Scientists make water break-through

Boffins have been applying their giant brains to the question of water and how it can be manipulated to solve some of the world’s thorniest problems ranging from Craig David to cancer.

According to Science Daily, water has some suprising properties such as the ability to store large amounts of heat and to lose density as it solidifies.

In fact the properties of water are so strange that some boffins have difficulty working out how it actually exists and whether or not it was proof of the existence of God.

Pradeep Kumar, a fellow at Rockefeller University’s Center for Studies in Physics and Biology has worked out a way of measuring how interaction between water molecules causes changes.

The hope is that this paves the way for understanding how water can be manipulated to facilitate or prevent substances from dissolving in it.

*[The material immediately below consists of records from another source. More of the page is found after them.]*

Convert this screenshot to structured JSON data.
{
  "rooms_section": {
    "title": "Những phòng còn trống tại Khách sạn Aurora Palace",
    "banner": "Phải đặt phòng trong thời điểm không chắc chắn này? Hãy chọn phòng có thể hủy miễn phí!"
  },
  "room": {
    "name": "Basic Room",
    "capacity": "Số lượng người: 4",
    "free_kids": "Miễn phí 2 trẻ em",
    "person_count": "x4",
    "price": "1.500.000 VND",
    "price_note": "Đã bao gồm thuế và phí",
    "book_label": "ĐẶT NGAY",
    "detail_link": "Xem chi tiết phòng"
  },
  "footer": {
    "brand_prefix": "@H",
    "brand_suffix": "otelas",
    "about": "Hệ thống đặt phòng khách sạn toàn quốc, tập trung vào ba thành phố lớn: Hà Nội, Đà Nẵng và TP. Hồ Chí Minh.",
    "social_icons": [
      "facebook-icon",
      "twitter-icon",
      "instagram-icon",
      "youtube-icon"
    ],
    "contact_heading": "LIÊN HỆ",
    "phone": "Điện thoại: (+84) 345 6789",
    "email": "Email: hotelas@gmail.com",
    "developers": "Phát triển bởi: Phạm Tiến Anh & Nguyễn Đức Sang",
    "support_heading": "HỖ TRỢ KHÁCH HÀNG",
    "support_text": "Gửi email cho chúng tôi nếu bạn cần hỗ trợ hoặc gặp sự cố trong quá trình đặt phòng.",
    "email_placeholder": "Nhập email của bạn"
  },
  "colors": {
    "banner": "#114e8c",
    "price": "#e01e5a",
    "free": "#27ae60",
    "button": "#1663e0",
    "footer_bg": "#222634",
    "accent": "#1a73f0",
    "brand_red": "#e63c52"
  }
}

If they work this out then it could change the world because there are a lot of things that depend on the solubility or insolubility in water.

Kumar and his colleagues first tracked individual water molecules in a “supercooled” state.

In the liquid state, every water molecule fleetingly interacts with its four nearest neighbours and forms a tetrahedron, Kumar said.

These tetrahedrons are slightly imperfect and the degree to which they are changes as temperature and pressure change, ultimately affecting which individual water molecules partner up with each other.

Apparently the more imperfect your tetrahedrons, the more capacity to resist heating or cooling. We expect you are the same.

The better the tetrahedron, the more order it imparts. You get that with Platonic solids.